Most kids get raised by their parents. Mom and Dad come to school concerts, drive to basketball practice, and make dinner. But then there are the special few who have their grandparents help out when parents fall short. I am a member of this select few.
In elementary school, I lived with my mom despite her behavioral-emotional disorders. Living hours away, and completely unknown to me, my dad battled in the courts to have me live with him. In his physical absence and my mother’s mental one, my maternal grandparents picked up the slack.
Every Friday night, they would drive an hour from their house to the apartment where my mom and I lived just to order a pizza, have dinner and then take me back to their house for the weekend. (When my sister was born, she also came along.) During those weekends, I was able to exercise my imagination by creating fantasy worlds of my own with dolls, costumes and stories I would tell. I became the first female child usher in the church my grandpa attended. I learned how to swim. My grandpa would take me to the park and let me run wild, going up and down slides, swinging on the monkey bars, and rolling down hills until my clothes were covered in grass stains. I saw a real live elephant at the circus, sang along to musicals and ate more ice cream than should have ever been allowed.
At ten, I finally moved in with my dad and began to collect memories with one of my parents. Despite the move however, my dad made sure to keep my grandparents an integral part of my life. Every weekend instead of my grandparents coming to pick me up, my dad would drop me off at their house on his way to work as a private nurse where he would be for the whole two days and then pick me up each Sunday night.
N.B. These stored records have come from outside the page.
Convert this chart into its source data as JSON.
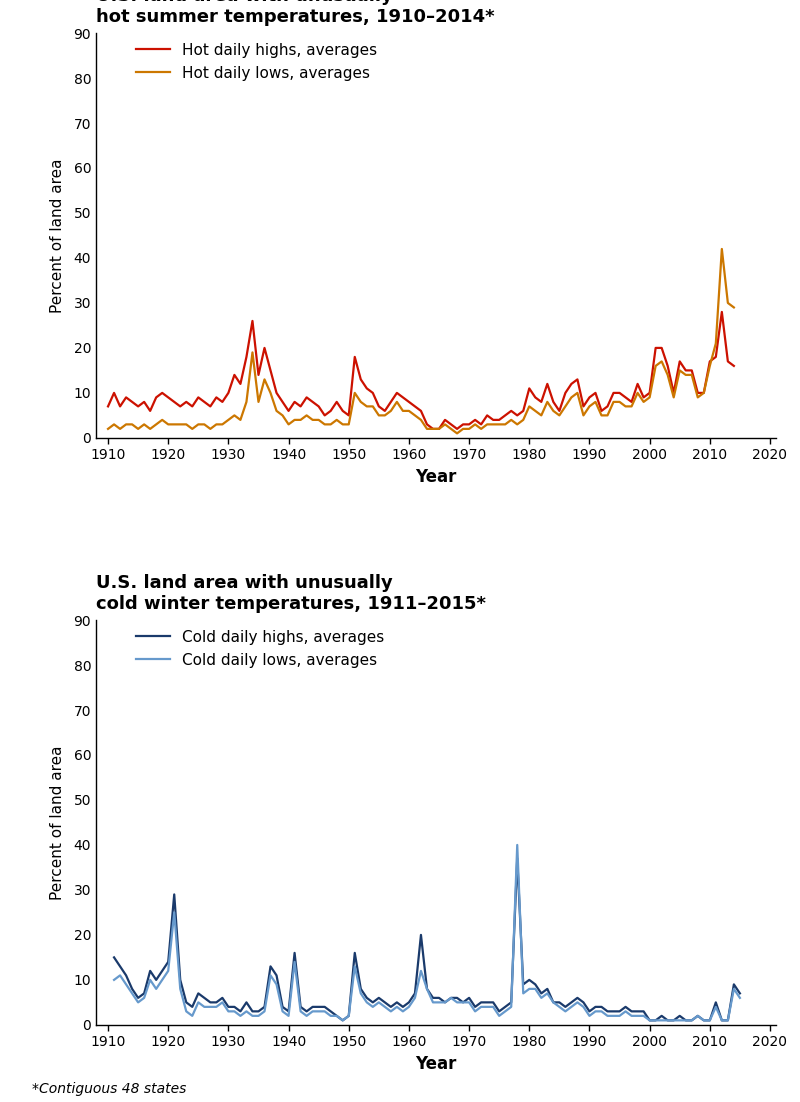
{
  "top_title_line1": "U.S. land area with unusually",
  "top_title_line2": "hot summer temperatures, 1910–2014*",
  "bottom_title_line1": "U.S. land area with unusually",
  "bottom_title_line2": "cold winter temperatures, 1911–2015*",
  "ylabel": "Percent of land area",
  "xlabel": "Year",
  "footnote": "*Contiguous 48 states",
  "hot_highs_years": [
    1910,
    1911,
    1912,
    1913,
    1914,
    1915,
    1916,
    1917,
    1918,
    1919,
    1920,
    1921,
    1922,
    1923,
    1924,
    1925,
    1926,
    1927,
    1928,
    1929,
    1930,
    1931,
    1932,
    1933,
    1934,
    1935,
    1936,
    1937,
    1938,
    1939,
    1940,
    1941,
    1942,
    1943,
    1944,
    1945,
    1946,
    1947,
    1948,
    1949,
    1950,
    1951,
    1952,
    1953,
    1954,
    1955,
    1956,
    1957,
    1958,
    1959,
    1960,
    1961,
    1962,
    1963,
    1964,
    1965,
    1966,
    1967,
    1968,
    1969,
    1970,
    1971,
    1972,
    1973,
    1974,
    1975,
    1976,
    1977,
    1978,
    1979,
    1980,
    1981,
    1982,
    1983,
    1984,
    1985,
    1986,
    1987,
    1988,
    1989,
    1990,
    1991,
    1992,
    1993,
    1994,
    1995,
    1996,
    1997,
    1998,
    1999,
    2000,
    2001,
    2002,
    2003,
    2004,
    2005,
    2006,
    2007,
    2008,
    2009,
    2010,
    2011,
    2012,
    2013,
    2014
  ],
  "hot_highs_values": [
    7,
    10,
    7,
    9,
    8,
    7,
    8,
    6,
    9,
    10,
    9,
    8,
    7,
    8,
    7,
    9,
    8,
    7,
    9,
    8,
    10,
    14,
    12,
    18,
    26,
    14,
    20,
    15,
    10,
    8,
    6,
    8,
    7,
    9,
    8,
    7,
    5,
    6,
    8,
    6,
    5,
    18,
    13,
    11,
    10,
    7,
    6,
    8,
    10,
    9,
    8,
    7,
    6,
    3,
    2,
    2,
    4,
    3,
    2,
    3,
    3,
    4,
    3,
    5,
    4,
    4,
    5,
    6,
    5,
    6,
    11,
    9,
    8,
    12,
    8,
    6,
    10,
    12,
    13,
    7,
    9,
    10,
    6,
    7,
    10,
    10,
    9,
    8,
    12,
    9,
    10,
    20,
    20,
    16,
    10,
    17,
    15,
    15,
    10,
    10,
    17,
    18,
    28,
    17,
    16
  ],
  "hot_lows_years": [
    1910,
    1911,
    1912,
    1913,
    1914,
    1915,
    1916,
    1917,
    1918,
    1919,
    1920,
    1921,
    1922,
    1923,
    1924,
    1925,
    1926,
    1927,
    1928,
    1929,
    1930,
    1931,
    1932,
    1933,
    1934,
    1935,
    1936,
    1937,
    1938,
    1939,
    1940,
    1941,
    1942,
    1943,
    1944,
    1945,
    1946,
    1947,
    1948,
    1949,
    1950,
    1951,
    1952,
    1953,
    1954,
    1955,
    1956,
    1957,
    1958,
    1959,
    1960,
    1961,
    1962,
    1963,
    1964,
    1965,
    1966,
    1967,
    1968,
    1969,
    1970,
    1971,
    1972,
    1973,
    1974,
    1975,
    1976,
    1977,
    1978,
    1979,
    1980,
    1981,
    1982,
    1983,
    1984,
    1985,
    1986,
    1987,
    1988,
    1989,
    1990,
    1991,
    1992,
    1993,
    1994,
    1995,
    1996,
    1997,
    1998,
    1999,
    2000,
    2001,
    2002,
    2003,
    2004,
    2005,
    2006,
    2007,
    2008,
    2009,
    2010,
    2011,
    2012,
    2013,
    2014
  ],
  "hot_lows_values": [
    2,
    3,
    2,
    3,
    3,
    2,
    3,
    2,
    3,
    4,
    3,
    3,
    3,
    3,
    2,
    3,
    3,
    2,
    3,
    3,
    4,
    5,
    4,
    8,
    19,
    8,
    13,
    10,
    6,
    5,
    3,
    4,
    4,
    5,
    4,
    4,
    3,
    3,
    4,
    3,
    3,
    10,
    8,
    7,
    7,
    5,
    5,
    6,
    8,
    6,
    6,
    5,
    4,
    2,
    2,
    2,
    3,
    2,
    1,
    2,
    2,
    3,
    2,
    3,
    3,
    3,
    3,
    4,
    3,
    4,
    7,
    6,
    5,
    8,
    6,
    5,
    7,
    9,
    10,
    5,
    7,
    8,
    5,
    5,
    8,
    8,
    7,
    7,
    10,
    8,
    9,
    16,
    17,
    14,
    9,
    15,
    14,
    14,
    9,
    10,
    16,
    21,
    42,
    30,
    29
  ],
  "cold_highs_years": [
    1911,
    1912,
    1913,
    1914,
    1915,
    1916,
    1917,
    1918,
    1919,
    1920,
    1921,
    1922,
    1923,
    1924,
    1925,
    1926,
    1927,
    1928,
    1929,
    1930,
    1931,
    1932,
    1933,
    1934,
    1935,
    1936,
    1937,
    1938,
    1939,
    1940,
    1941,
    1942,
    1943,
    1944,
    1945,
    1946,
    1947,
    1948,
    1949,
    1950,
    1951,
    1952,
    1953,
    1954,
    1955,
    1956,
    1957,
    1958,
    1959,
    1960,
    1961,
    1962,
    1963,
    1964,
    1965,
    1966,
    1967,
    1968,
    1969,
    1970,
    1971,
    1972,
    1973,
    1974,
    1975,
    1976,
    1977,
    1978,
    1979,
    1980,
    1981,
    1982,
    1983,
    1984,
    1985,
    1986,
    1987,
    1988,
    1989,
    1990,
    1991,
    1992,
    1993,
    1994,
    1995,
    1996,
    1997,
    1998,
    1999,
    2000,
    2001,
    2002,
    2003,
    2004,
    2005,
    2006,
    2007,
    2008,
    2009,
    2010,
    2011,
    2012,
    2013,
    2014,
    2015
  ],
  "cold_highs_values": [
    15,
    13,
    11,
    8,
    6,
    7,
    12,
    10,
    12,
    14,
    29,
    10,
    5,
    4,
    7,
    6,
    5,
    5,
    6,
    4,
    4,
    3,
    5,
    3,
    3,
    4,
    13,
    11,
    4,
    3,
    16,
    4,
    3,
    4,
    4,
    4,
    3,
    2,
    1,
    2,
    16,
    8,
    6,
    5,
    6,
    5,
    4,
    5,
    4,
    5,
    7,
    20,
    8,
    6,
    6,
    5,
    6,
    6,
    5,
    6,
    4,
    5,
    5,
    5,
    3,
    4,
    5,
    37,
    9,
    10,
    9,
    7,
    8,
    5,
    5,
    4,
    5,
    6,
    5,
    3,
    4,
    4,
    3,
    3,
    3,
    4,
    3,
    3,
    3,
    1,
    1,
    2,
    1,
    1,
    2,
    1,
    1,
    2,
    1,
    1,
    5,
    1,
    1,
    9,
    7
  ],
  "cold_lows_years": [
    1911,
    1912,
    1913,
    1914,
    1915,
    1916,
    1917,
    1918,
    1919,
    1920,
    1921,
    1922,
    1923,
    1924,
    1925,
    1926,
    1927,
    1928,
    1929,
    1930,
    1931,
    1932,
    1933,
    1934,
    1935,
    1936,
    1937,
    1938,
    1939,
    1940,
    1941,
    1942,
    1943,
    1944,
    1945,
    1946,
    1947,
    1948,
    1949,
    1950,
    1951,
    1952,
    1953,
    1954,
    1955,
    1956,
    1957,
    1958,
    1959,
    1960,
    1961,
    1962,
    1963,
    1964,
    1965,
    1966,
    1967,
    1968,
    1969,
    1970,
    1971,
    1972,
    1973,
    1974,
    1975,
    1976,
    1977,
    1978,
    1979,
    1980,
    1981,
    1982,
    1983,
    1984,
    1985,
    1986,
    1987,
    1988,
    1989,
    1990,
    1991,
    1992,
    1993,
    1994,
    1995,
    1996,
    1997,
    1998,
    1999,
    2000,
    2001,
    2002,
    2003,
    2004,
    2005,
    2006,
    2007,
    2008,
    2009,
    2010,
    2011,
    2012,
    2013,
    2014,
    2015
  ],
  "cold_lows_values": [
    10,
    11,
    9,
    7,
    5,
    6,
    10,
    8,
    10,
    12,
    25,
    8,
    3,
    2,
    5,
    4,
    4,
    4,
    5,
    3,
    3,
    2,
    3,
    2,
    2,
    3,
    11,
    9,
    3,
    2,
    14,
    3,
    2,
    3,
    3,
    3,
    2,
    2,
    1,
    2,
    13,
    7,
    5,
    4,
    5,
    4,
    3,
    4,
    3,
    4,
    6,
    12,
    8,
    5,
    5,
    5,
    6,
    5,
    5,
    5,
    3,
    4,
    4,
    4,
    2,
    3,
    4,
    40,
    7,
    8,
    8,
    6,
    7,
    5,
    4,
    3,
    4,
    5,
    4,
    2,
    3,
    3,
    2,
    2,
    2,
    3,
    2,
    2,
    2,
    1,
    1,
    1,
    1,
    1,
    1,
    1,
    1,
    2,
    1,
    1,
    4,
    1,
    1,
    8,
    6
  ],
  "hot_highs_color": "#cc1100",
  "hot_lows_color": "#cc7700",
  "cold_highs_color": "#1a3a6b",
  "cold_lows_color": "#6699cc",
  "ylim": [
    0,
    90
  ],
  "yticks": [
    0,
    10,
    20,
    30,
    40,
    50,
    60,
    70,
    80,
    90
  ],
  "xlim": [
    1908,
    2021
  ],
  "xticks": [
    1910,
    1920,
    1930,
    1940,
    1950,
    1960,
    1970,
    1980,
    1990,
    2000,
    2010,
    2020
  ]
}
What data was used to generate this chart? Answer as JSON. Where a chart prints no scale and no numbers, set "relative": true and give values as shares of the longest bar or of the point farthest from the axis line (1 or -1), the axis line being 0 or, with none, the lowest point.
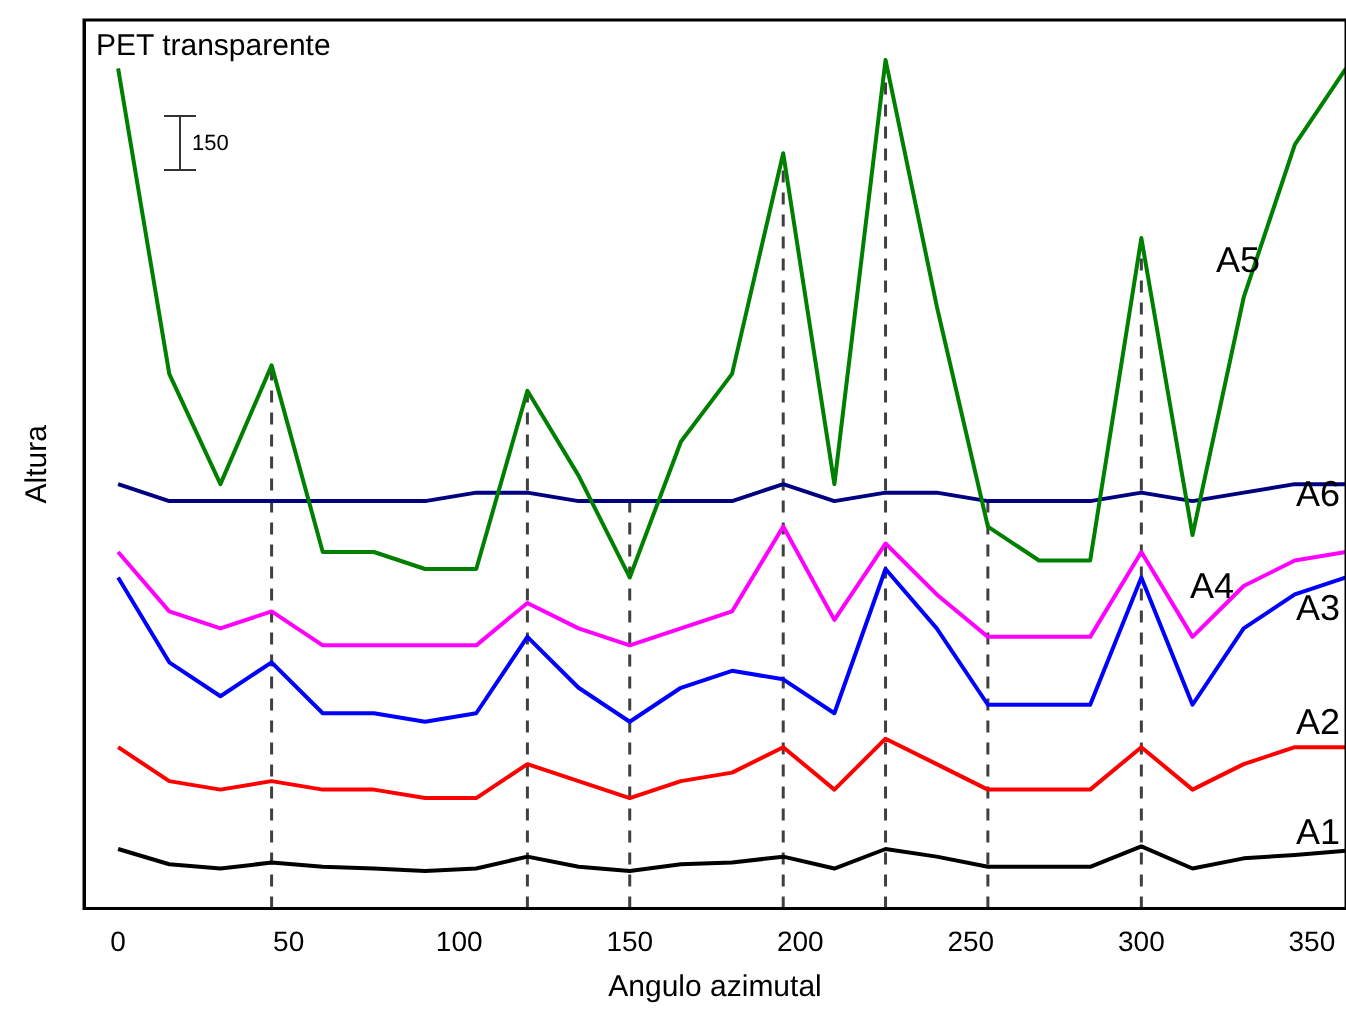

If the weekends weren’t my oasis already, they certainly were now. Living with my dad was a new experience altogether and being able to return to the place I was so comfortable with-if only for two days-helped me adjust to the change by providing me with a time and place of routine and familiarity. Every Friday night when my dad would drop me off, my grandma already had marinara sauce bubbling away on the stove to make my favorite dinner: a giant plate of her pasta. These weekends I went ice skating, pretending I was an Olympic gold medalist. My grandma took me shopping for school clothes and let me wander around Barnes and Noble for hours at a time. They continued to let me grow, even when the path through adolescence was bumpy.
Slowly, I became more adjusted and comfortable to living with my dad and began to create a sense of familiarity and comfort in our home. I began to visit my grandparents less, but still kept them integrated in my life with daily phone calls and occasional visits.
But when my dad passed away when I was only seventeen, I had to move in with a relative. It was difficult coming to terms with leaving the home I had established with my dad behind, but after all the years with my grandparents, I knew I had a place to go where I would be welcomed. Where I would feel safe, loved, and taken care of, like I always had. I moved in with them and instead of their house being my oasis, it became my home.
Over the last couple of years, things have certainly changed. I now know the challenges my grandparents faced on a daily basis with my mother when I was only a little girl and the challenges they still face with her today. I see the difficulty in their old age of simply getting around the house and making those delicious Italian suppers I have grown to love. Things are certainly not as perfect as I remember them in my childhood, but I appreciate all they have done and will do for me as I get older.
This past August, I left my grandparents to move into my college town. When I return home, I feel that sense of oasis yet again as I return to all that has been familiar to me. There are a few changes, however. Now, my grandpa teases me incessantly about the food I like to eat-which does not include a giant plate of pasta anymore-while my grandma loves to have breakfast with me each morning before my grandpa even wakes up. It’s just the two of us, with the sun streaming in through the dining room onto our plates of cut up fruit, muffins, eggs, and mugs of juice and tea. We talk about everything. Sometimes, it’s the weather and how gray or blue the sky is outside; sometimes, it’s about our plans for the day; sometimes, it’s about the latest family gossip; and sometimes, it’s nothing at all as we sit in each other’s company knowing we don’t need to say a word to know that the other person is completely, and totally, understood.